Photo: Reuters
Photo: Reuters

Video streaming services may gain from Supreme Court ruling

Supreme Court order stands to benefit the consumer, who can now pick and choose his channels.

The recent Supreme Court judgement in Star India Pvt. Ltd versus the Telecom Regulatory Authority of India (Trai) case has far reaching implications for the television broadcasting industry. On 30 October, the SC paved the way for Trai’s tariff order and interconnect regulations for pricing and packaging of TV channels offered to subscribers, listing channel genres and a genre-wise ceiling on channel prices, reported Mint.

The SC bench dismissed a challenge by Star India to a Madras high court order upholding Trai’s draft regulations preventing broadcasting companies from mixing free-to-air channels with pay channels in bouquets. Star and Vijay Television had filed the appeal in the apex court on the grounds that the tariff regulations issued by Trai stood in conflict with the Copyright Act, 1957, said the Mint report. Interestingly, the repercussions of the order will vary for different stakeholders. In the short term, the broadcasters may not exactly be celebrating the move. They will now have to spell out the price of each channel separately for the consumer. Jehil Thakkar, partner at management consulting firm Deloitte India says: “This will definitely have an adverse impact on broadcasters who were driving the reach of some of their smaller channels through the heft of more popular shows and channels by clubbing them into a bouquet." This may slow down new channel launches and may impact revenues of some of the less popular channels as the consumer is now being asked to pay for whatever he watches. Every consumer gets a basic package of 100 standard definition channels for 130.

However, Colors’ CEO Raj Nayak is optimistic. He feels the decision that will benefit all stakeholders in the long run. “Broadcasters will, for the first time, have complete transparency in the number of subscribers and also get their fair value of subscription revenues, which hasn’t happened so far. This could also mean less dependency on advertising revenue and more investment in content," he says. While the deals between broadcasters and direct-to-home (DTH) and cable TV industries will now be based on fixed guidelines, the development may augment the carriage fee. “If a broadcaster still wants his channel to be part of the basic pack, the DTH/cable guy may demand more carriage fee," says Thakkar.

However, the SC order stands to benefit the consumer who can now pick and choose his channels rather than being saddled with hundreds of them. Thakkar agrees: “Consumer gets a choice. Besides, broadcasters will now have to sell the channel to consumer. From B2B (business-to-business) the business moves to B2C (business to consumer). The decision making power shifts to the consumer." Interestingly, though this may not mean that a customer’s cable bill will go down. “Like to like, the cost to the consumer may go up," says Thakkar, which may, in turn, benefit the video streaming platforms such as Amazon Prime and Netflix.

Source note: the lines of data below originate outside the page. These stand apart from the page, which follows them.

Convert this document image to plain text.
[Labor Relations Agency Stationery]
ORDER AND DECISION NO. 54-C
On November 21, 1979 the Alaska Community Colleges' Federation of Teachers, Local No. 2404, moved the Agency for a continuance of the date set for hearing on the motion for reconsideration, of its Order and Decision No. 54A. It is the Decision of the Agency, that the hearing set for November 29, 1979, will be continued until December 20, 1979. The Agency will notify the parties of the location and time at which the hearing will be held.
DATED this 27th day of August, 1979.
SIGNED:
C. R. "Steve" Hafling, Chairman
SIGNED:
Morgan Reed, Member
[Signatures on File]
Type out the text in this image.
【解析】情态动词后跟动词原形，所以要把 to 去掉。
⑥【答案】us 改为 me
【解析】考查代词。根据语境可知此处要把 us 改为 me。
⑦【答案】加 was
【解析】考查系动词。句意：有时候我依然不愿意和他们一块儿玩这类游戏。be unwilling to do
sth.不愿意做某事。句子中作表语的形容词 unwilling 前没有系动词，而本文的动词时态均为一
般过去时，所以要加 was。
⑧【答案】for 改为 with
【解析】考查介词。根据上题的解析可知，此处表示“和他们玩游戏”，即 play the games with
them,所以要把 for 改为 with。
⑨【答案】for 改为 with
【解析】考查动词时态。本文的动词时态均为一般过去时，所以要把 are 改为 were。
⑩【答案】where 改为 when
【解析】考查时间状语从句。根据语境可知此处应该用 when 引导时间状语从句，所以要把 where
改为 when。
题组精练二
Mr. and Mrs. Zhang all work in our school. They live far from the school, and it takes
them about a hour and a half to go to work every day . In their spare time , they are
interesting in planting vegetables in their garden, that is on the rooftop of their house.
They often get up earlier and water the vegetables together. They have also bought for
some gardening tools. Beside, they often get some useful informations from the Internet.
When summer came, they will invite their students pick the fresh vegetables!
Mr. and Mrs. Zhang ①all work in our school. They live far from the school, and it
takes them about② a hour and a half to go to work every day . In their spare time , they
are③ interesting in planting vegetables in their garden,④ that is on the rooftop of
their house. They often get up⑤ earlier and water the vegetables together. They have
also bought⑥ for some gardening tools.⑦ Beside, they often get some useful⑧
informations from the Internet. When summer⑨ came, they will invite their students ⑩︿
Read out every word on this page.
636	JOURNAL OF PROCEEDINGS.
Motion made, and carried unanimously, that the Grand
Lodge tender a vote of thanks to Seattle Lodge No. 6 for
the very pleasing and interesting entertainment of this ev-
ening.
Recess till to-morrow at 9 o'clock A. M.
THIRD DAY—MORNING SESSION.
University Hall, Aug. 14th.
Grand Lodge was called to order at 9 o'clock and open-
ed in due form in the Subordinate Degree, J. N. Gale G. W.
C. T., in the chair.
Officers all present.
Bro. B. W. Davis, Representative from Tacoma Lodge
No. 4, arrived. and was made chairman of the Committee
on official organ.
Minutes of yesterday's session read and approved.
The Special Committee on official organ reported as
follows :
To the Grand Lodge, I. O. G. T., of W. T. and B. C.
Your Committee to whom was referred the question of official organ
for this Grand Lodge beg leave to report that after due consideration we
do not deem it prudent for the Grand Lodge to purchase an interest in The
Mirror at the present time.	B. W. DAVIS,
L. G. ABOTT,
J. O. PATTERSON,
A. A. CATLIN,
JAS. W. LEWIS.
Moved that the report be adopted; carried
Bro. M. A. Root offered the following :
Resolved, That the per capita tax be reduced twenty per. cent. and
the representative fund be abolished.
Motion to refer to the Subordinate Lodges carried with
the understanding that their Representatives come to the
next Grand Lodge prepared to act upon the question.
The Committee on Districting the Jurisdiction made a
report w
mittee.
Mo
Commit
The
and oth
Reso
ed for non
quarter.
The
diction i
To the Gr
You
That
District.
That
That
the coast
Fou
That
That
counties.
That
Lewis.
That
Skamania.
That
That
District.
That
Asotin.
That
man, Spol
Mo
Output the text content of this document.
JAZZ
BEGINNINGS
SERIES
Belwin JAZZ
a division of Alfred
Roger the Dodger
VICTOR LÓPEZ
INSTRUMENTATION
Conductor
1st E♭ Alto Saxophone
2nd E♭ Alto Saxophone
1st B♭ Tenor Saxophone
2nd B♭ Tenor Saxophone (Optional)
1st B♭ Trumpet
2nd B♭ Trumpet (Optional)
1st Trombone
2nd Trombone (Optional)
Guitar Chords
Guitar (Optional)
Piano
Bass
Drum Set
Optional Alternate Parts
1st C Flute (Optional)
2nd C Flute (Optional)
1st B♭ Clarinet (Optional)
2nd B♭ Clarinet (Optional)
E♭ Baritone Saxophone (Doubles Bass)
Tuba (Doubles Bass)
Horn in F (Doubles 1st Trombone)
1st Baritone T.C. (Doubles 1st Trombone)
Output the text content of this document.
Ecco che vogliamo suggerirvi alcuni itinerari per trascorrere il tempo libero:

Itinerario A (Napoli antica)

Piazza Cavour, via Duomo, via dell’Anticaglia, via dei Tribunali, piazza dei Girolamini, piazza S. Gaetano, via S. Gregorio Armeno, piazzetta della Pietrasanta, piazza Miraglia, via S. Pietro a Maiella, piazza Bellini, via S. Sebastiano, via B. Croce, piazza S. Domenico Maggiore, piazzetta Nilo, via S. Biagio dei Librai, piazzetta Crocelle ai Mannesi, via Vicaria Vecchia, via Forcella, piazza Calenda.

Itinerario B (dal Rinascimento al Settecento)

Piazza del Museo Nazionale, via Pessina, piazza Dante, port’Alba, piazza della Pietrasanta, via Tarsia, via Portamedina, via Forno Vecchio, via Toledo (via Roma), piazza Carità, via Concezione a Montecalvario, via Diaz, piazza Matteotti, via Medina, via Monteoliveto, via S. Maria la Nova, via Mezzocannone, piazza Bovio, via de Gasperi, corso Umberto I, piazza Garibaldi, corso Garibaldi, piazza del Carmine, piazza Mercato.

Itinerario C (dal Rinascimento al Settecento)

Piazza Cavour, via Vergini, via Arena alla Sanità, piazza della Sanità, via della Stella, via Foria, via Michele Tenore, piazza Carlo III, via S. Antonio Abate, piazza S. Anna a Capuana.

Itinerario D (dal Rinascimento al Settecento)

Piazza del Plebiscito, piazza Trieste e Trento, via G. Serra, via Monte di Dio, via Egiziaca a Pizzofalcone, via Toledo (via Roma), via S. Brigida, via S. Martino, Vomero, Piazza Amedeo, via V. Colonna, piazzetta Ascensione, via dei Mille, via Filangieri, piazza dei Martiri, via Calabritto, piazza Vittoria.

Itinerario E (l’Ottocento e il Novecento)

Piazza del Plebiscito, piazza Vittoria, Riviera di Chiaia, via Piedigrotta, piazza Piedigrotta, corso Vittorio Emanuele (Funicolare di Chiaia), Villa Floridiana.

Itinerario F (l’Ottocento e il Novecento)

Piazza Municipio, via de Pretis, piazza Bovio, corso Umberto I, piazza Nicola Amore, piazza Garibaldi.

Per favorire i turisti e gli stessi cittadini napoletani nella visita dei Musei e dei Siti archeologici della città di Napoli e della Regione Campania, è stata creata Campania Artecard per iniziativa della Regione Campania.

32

Sameer Nair, CEO at content studio Applause Entertainment Pvt. Ltd, agrees. He says that bundling of channels by broadcasters and offered by DTH and cable operators to consumers resulted in an incredibly low-cost proposition, making television in India one of the cheapest in the world. “The unbundling of the broadcast channels may impact subscription revenues in the short term, but over a slightly longer time frame, the concept of ‘pay less for less, pay more for more’ will kick in. It is a fallacy that a la carte increases choice and reduces cost; go to any hotel to know that the best deal is often the ‘buffet’, the ‘eat as much as you can’ for a fixed price," says Nair. However, if cable prices go up, consumers may feel more inclined towards ‘cord-cutting’—the action of the US consumers dumping the expensive cable TV service for the much cheaper Netflix. So far, in India, the opposite is true. TV is so cheap that ‘cord-cutting’ makes little sense. This development benefits the subscription-led video-on-demand platforms as several of them (except Netflix) are attractively priced between 50 and 199 a month for exclusive content. For a value conscious Indian, these prices (and discounted annual offers) compare favourably with unbundled TV channels, Nair argues. Meanwhile, DTH and cable TV operators are also becoming internet-enabled and beginning to offer video-on-demand along with the broadcast channels to their consumers. ““I think it will turn out well for all concerned. The endgame will be, the more content that consumers consume, the higher the ARPUs (average revenue per user) that will accrue to all providers, distributors and creators," says Nair.

Shuchi Bansal is Mint media, marketing and advertising editor. Ordinary Post will look at pressing issues related to all three. Or just fun stuff.